= 1928–29 PCHL season =

The 1928–29 PCHL season was the first season of the professional men's ice hockey Pacific Coast Hockey League, a minor professional league with teams in the western United States and western Canada. It consisted of four teams: Vancouver Lions, Seattle Eskimos, Portland Buckaroos and Victoria Cubs.

It was followed by the 1929–30 PCHL season.
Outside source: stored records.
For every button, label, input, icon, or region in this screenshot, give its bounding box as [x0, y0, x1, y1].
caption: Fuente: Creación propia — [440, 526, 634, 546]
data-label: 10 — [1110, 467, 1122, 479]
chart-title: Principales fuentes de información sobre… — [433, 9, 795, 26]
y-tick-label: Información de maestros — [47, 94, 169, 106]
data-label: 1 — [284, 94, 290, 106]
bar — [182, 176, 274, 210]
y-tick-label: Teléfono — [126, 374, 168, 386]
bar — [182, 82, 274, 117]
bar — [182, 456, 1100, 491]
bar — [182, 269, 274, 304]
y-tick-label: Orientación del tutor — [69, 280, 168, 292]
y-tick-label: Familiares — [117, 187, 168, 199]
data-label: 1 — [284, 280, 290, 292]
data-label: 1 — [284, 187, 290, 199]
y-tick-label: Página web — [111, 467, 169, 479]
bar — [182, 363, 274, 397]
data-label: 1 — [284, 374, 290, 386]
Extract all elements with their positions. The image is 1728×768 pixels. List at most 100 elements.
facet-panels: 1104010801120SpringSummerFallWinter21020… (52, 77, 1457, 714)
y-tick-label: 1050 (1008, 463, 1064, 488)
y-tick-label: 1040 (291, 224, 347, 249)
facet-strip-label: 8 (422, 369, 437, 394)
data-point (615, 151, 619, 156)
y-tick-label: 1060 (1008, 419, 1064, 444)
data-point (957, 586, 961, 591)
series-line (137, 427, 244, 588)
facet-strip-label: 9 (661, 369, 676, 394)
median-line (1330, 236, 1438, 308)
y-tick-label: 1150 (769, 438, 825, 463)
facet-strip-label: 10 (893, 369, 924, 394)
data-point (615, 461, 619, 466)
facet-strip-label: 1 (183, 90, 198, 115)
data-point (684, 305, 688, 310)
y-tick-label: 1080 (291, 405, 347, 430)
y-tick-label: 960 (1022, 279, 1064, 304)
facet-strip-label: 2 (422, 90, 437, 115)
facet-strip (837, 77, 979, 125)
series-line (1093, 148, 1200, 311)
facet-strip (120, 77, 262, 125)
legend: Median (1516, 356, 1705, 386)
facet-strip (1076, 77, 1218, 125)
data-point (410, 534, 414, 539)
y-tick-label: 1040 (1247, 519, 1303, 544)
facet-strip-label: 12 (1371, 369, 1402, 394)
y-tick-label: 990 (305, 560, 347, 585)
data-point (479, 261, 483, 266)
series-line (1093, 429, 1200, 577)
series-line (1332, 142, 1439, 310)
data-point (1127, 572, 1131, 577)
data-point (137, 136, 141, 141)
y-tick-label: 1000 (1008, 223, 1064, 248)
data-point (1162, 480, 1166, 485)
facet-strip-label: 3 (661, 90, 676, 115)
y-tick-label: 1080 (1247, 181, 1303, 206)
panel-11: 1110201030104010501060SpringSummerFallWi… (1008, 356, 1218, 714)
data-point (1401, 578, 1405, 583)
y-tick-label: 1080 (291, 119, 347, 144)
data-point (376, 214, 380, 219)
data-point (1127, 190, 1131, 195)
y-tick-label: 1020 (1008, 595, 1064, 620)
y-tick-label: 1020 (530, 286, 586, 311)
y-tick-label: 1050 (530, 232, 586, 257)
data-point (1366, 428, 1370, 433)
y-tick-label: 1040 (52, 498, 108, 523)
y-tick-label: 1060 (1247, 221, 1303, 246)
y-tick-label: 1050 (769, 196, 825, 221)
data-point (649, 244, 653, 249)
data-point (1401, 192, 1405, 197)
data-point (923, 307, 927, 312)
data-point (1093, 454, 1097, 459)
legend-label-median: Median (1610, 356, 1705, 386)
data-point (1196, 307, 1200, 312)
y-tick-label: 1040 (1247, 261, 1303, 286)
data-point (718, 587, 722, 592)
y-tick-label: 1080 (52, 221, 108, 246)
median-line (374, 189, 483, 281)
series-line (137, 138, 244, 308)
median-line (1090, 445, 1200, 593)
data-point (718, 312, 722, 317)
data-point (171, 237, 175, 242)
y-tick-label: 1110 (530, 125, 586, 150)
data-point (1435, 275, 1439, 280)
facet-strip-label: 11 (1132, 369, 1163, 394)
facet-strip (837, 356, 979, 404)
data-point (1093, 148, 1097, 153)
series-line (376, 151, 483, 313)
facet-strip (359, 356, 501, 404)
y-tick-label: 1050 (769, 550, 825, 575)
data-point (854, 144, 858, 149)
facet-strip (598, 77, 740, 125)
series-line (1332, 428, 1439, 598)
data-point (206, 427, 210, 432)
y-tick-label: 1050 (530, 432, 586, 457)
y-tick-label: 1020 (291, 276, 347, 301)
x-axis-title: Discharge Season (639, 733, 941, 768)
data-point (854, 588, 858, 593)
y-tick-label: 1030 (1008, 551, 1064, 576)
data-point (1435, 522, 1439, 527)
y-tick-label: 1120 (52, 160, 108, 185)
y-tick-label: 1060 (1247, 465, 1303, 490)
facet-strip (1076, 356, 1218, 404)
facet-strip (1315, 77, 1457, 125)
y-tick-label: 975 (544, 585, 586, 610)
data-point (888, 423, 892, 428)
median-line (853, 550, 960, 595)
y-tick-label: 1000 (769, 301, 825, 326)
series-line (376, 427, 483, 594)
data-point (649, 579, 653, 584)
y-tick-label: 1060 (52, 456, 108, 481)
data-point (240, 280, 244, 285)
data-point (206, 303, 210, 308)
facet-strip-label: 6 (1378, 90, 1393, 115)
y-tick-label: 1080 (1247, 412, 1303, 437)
The season ran 36 games and the two best teams in the league standings met in a best-of-five playoff format series for league championship honors.

==Teams==

1928–29 Pacific Coast Hockey League
| Team | City | Arena | Capacity |
| Portland Buckaroos | Portland, Oregon | Portland Ice Arena | 2,000 |
| Seattle Eskimos | Seattle, Washington | Civic Ice Arena | 4,000 |
| Vancouver Lions | Vancouver, British Columbia | Denman Arena | 10,500 |
| Victoria Cubs | Victoria, British Columbia | Patrick Arena | 4,000 |

== Final standings ==
Note: W = Wins, L = Losses, T = Ties, GF= Goals For, GA = Goals Against

Teams that qualified for the playoffs are highlighted in bold

| Pacific Coast Hockey League | GP | W | L | T | GF | GA |
|---|---|---|---|---|---|---|
| Vancouver Lions | 36 | 25 | 8 | 3 | 87 | 54 |
| Seattle Eskimos | 36 | 17 | 17 | 2 | 75 | 76 |
| Portland Buckaroos | 36 | 14 | 17 | 5 | 66 | 71 |
| Victoria Cubs | 36 | 8 | 22 | 6 | 60 | 87 |

Source:

==Playoffs==
Vancouver Lions defeated Seattle Eskimos 3 games to 0 (2-0, 3–1, 4-2).